ФИХТЕ[16] — ИОГАННЕ МАРИИ РАН
Дорогая подруга! Ни слова о той жадности, с которою я, неловко, как вор, спрятал ваше письмо, поспешил домой, заперся в своей комнате и не проглотил его, как голодный, что делаю обычно, а медленно, с наслаждением просмаковал, строка за строкой.
…Никогда еще не чувствовал я к женщине того, что чувствую к вам. Такого искреннего доверия, без тени подозрения, что вы можете играть роль, без тени желания скрывать от вас; такой жажды представляться вам именно таким, каков я есть; такой привязанности, в которой пол не играл ни малейшей, хотя бы самой отдаленной роли, — ибо глубже знать свое сердце не дано ни одному смертному; такого истинного преклонения перед вашим умом, такой полной покорности вашим решениям — я еще никогда не испытывал… Вдали от вас смогу ли вас забыть? Разве можно забыть совсем новый способ существования и его причину? Или, быть может, я когда-либо позабуду быть искренним? Или, если я могу забыть это, то заслужу и то, чтобы вы заботились о том, как я о вас думаю.
…………………………………………………………………………………………………………………………

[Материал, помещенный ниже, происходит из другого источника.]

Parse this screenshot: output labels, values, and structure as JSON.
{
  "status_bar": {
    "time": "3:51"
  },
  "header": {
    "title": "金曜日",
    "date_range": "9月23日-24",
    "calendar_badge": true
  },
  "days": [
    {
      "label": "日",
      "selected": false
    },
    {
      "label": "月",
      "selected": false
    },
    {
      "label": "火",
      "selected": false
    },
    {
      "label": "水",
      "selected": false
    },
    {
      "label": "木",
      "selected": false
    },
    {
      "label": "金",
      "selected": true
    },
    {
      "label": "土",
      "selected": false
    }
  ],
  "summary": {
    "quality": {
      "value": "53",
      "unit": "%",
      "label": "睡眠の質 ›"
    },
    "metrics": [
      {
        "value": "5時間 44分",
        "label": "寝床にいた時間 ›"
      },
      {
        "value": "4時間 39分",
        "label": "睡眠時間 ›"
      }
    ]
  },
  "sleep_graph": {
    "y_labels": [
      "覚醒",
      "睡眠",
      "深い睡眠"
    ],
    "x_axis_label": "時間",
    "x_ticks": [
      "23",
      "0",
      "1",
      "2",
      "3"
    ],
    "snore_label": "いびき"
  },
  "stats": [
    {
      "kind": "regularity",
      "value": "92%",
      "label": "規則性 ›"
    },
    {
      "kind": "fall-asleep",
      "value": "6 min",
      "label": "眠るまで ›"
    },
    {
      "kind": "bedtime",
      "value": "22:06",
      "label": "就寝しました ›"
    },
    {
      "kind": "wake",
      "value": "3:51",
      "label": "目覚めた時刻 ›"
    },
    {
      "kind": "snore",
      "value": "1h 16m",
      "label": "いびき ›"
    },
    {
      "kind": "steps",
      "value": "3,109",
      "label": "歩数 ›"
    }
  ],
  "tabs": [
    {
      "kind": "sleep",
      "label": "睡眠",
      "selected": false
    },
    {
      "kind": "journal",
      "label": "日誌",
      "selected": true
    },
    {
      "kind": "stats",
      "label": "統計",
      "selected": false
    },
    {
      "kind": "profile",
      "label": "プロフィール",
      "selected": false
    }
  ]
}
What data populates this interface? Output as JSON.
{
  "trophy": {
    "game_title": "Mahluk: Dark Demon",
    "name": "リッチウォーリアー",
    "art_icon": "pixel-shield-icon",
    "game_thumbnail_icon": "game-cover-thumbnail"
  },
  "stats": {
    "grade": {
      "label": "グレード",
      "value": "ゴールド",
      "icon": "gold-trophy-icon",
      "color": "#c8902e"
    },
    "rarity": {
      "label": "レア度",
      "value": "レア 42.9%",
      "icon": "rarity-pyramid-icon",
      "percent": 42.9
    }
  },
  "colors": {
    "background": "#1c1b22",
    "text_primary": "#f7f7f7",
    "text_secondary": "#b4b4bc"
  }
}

Как много надо мне вам сообщить бесконечно важного! Вы обладаете необъяснимым секретом все крепче, все сильнее к себе привязывать: моя преданность вам возникла не внезапно, как она иногда возникает и также внезапно исчезает. Мой гений шепнул мне, когда я увидел вас впервые, что это знакомство не будет безразличным для моей души, для моего характера, для моего призвания. Когда я познакомился с вами, мой разум и мое сердце влекли меня к вам все ближе, а теперь узы эти стягиваются еще теснее. Как вы это делаете? Или, скорее, как делаю это я? О, мне это слишком хорошо известно. В вас лежит клад, он открывается лишь по доброй воле и не расточается без разбора, а родственно настроенной душе он раскрывается все больше и влечет ее к себе.
1 ноября, вечером
…Итак, дорогая избранница, я торжественно отдаюсь тебе и этим обрекаю себя на служение тебе. Благодарю, что ты не сочла меня недостойным стать твоим товарищем на жизненном пути. Я много думал о том, чтобы когда-нибудь (дай бог, как можно позже) заменить тебе твоего благородного отца и послужить тебе наградою за твою раннюю мудрость, за твою детскую любовь, за твою невинность, за все твои добродетели; чувствую при мысли о громадных обязанностях, которые беру на себя, насколько я мал. Но чувство величия этих обязанностей должно меня возвысить, твоя любовь, твое благосклонное мнение обо мне, быть может, даст моему несовершенству то, чего мне недостает. Здесь не царство блаженства; я теперь знаю это: здесь — страна труда, и каждая радость, которая нам дается, есть лишь подкрепление для следующей, более трудной работы. Рука об руку пойдем мы по той стране, окликая друг друга, подкрепляя друг друга, сообщая один другому свою силу, — пока наши души — о, если бы это могло свершиться одновременно, — не вознесутся в обитель вечного мира…
ШИЛЛЕР[17] — ЛОТТЕ
3 августа 1787
Правда ли это, дорогая Лотта? Могу ли я надеяться, что Каролина прочла Вашей душе и передала мне из глубины Вашего сердца то, в чем я не осмеливался себе признаться? О, какою тяжелою казалась мне эта тайна, которую я должен был хранить все время, с той минуты, как мы с Вами познакомились. Часто, когда мы еще жили вместе, собирал я все моё мужество и приходил к Вам с намерением открыть Вам это, но мужество постоянно меня покидало. В моем желании я видел эгоизм, я боялся, что имею в виду только мое счастье, и эта мысль пугала меня. Если я не мог быть для Вас тем же, чем Вы были для меня, то мои страдания огорчили бы Вас, и моим признанием я разрушил бы чудную гармонию нашей дружбы, лишился бы и того, что имел, — Вашего чистого, сестринского расположения. И все же бывали минуты, когда надежда моя оживала, когда счастье, которое мы могли дать друг другу, казалось мне бесконечно выше решительно всех рассуждений, когда я даже считал благородным принести ему в жертву все остальное. Вы могли бы быть счастливы без меня, но никогда не могли бы быть несчастной через меня. Это я в себе живо чувствовал — и на этом тогда построил мои надежды. Вы могли отдать себя другому, но никто не мог любить Вас чище и нежнее, чем я. Никому иному Ваше счастье не могло быть священнее, чем оно всегда было и будет для меня. Все мое существование, все, что во мне живет, все самое во мне дорогое посвящаю я Вам, и если стремлюсь облагородить себя, то для того, чтобы стать более достойным Вас, чтобы сделать Вас более счастливою. Возвышенность душ — прекрасные и нерасторжимые узы для дружбы и любви. Наша дружба и любовь будут нерасторжимы и вечны, как чувства, на которых мы их воздвигли.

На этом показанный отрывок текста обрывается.